In further the work can be extended as:

To establish the validation of mixing time at dry mix stage, granulation fluid qty, total granulation time, drying time, blending time & speed and compression parameters (i.e. Low speed, optimum speed & High speed, Low & High thickness of tablets and hopper studies at scale-up batch stage.

Further detailed long term stability studies to be performed on scale- up batches to decide the shelf –life and storage conditions of the finished product.

To establish in vitro in vivo correlation to guarantee the efficacy and bioavailability of extended release tablets.

Further detailed in vivo bioequivalence studies to be performed on healthy human volunteers.

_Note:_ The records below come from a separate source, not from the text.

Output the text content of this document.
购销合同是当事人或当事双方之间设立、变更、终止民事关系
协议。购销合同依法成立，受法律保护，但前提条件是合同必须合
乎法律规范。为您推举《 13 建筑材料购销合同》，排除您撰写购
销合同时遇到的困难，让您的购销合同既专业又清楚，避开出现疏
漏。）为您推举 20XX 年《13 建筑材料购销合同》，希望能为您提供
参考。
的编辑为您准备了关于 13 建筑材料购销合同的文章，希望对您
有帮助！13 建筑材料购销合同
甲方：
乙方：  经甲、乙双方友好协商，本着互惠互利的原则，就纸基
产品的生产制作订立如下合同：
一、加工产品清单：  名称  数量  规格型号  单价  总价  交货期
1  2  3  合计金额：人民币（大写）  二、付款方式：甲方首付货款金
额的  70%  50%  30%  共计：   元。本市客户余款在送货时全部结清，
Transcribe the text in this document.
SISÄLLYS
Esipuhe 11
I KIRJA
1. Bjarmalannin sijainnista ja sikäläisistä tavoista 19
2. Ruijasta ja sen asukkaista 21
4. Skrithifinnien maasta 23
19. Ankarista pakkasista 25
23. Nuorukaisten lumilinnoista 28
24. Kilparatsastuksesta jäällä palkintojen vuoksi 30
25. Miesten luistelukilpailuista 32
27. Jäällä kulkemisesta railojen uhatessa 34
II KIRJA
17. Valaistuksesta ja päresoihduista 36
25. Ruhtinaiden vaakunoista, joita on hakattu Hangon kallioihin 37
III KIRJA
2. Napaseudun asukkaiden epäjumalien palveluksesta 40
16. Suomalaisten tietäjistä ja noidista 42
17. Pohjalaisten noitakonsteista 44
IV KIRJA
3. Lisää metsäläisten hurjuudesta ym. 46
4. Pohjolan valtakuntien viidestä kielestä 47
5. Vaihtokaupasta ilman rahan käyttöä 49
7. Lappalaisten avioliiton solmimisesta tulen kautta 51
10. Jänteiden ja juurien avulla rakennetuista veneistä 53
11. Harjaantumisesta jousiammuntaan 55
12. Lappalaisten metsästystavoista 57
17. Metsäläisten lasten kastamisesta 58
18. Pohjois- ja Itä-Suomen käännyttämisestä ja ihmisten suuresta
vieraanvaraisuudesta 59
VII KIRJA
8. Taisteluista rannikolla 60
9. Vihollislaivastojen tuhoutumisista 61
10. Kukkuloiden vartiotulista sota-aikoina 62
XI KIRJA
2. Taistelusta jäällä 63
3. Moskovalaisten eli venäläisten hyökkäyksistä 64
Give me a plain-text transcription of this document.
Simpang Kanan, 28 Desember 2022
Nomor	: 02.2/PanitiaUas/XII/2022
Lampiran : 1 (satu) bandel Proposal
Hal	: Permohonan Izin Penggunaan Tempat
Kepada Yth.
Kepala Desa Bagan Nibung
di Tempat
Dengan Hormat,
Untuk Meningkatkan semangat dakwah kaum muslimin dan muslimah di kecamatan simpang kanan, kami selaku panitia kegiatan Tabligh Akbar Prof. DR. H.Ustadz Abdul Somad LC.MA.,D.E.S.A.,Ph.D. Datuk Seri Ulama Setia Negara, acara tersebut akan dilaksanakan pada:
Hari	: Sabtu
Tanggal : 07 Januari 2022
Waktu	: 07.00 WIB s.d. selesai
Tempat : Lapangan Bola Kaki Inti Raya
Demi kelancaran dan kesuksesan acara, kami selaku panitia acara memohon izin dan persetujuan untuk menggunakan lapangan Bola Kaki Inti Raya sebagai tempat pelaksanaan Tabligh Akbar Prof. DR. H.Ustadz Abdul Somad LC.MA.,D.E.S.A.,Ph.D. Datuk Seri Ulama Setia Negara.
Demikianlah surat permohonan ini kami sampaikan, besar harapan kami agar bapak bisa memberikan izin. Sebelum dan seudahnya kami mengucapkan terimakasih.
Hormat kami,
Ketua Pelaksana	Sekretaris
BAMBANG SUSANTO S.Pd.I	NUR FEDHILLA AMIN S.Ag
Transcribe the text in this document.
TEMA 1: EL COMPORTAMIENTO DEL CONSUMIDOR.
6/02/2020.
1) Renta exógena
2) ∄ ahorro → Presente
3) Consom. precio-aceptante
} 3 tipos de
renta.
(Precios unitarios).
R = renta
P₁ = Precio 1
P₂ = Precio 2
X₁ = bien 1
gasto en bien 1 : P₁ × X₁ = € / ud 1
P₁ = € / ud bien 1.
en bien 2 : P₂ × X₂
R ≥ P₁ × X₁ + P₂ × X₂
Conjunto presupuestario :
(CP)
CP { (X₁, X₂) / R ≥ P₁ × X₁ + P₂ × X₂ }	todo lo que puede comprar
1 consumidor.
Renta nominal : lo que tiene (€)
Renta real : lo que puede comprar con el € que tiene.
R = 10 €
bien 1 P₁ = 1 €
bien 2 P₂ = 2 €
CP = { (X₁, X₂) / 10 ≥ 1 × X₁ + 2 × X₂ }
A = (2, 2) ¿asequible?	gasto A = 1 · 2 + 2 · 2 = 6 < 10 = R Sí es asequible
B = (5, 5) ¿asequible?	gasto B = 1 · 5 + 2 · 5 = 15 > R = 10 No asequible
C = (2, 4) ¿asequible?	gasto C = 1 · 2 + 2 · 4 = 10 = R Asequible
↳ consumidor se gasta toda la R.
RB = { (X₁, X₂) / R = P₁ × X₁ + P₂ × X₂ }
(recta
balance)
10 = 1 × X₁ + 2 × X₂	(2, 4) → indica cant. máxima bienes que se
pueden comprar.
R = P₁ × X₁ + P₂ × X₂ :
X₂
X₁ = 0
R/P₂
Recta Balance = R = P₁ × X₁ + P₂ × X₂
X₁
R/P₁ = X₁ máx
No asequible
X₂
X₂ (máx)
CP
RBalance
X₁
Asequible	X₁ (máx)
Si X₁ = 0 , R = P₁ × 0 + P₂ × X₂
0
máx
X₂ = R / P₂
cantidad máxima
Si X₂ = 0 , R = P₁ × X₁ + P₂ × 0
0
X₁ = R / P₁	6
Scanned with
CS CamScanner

7.5 Recommendations for Citicoline controlled Release Tablets:

The present research work was a satisfactory study in development and evaluation of citicoline controlled release matrix tablets by using the hydrophobic polymes of Eudragit RSPO and Eudragit RLPO to control the drug release over an extended period of time.

In further the work can be extended as:

Further to establish the Process validation data on larger batch sizes.

Further to establish the expiry date and storage conditions of the controlled release tablets.

To establish in vitro in vivo correlation to guarantee the efficacy and bioavailability of controlled release tablets.

Further detailed in vivo bioequivalence studies to be performed on healthy human volunteers.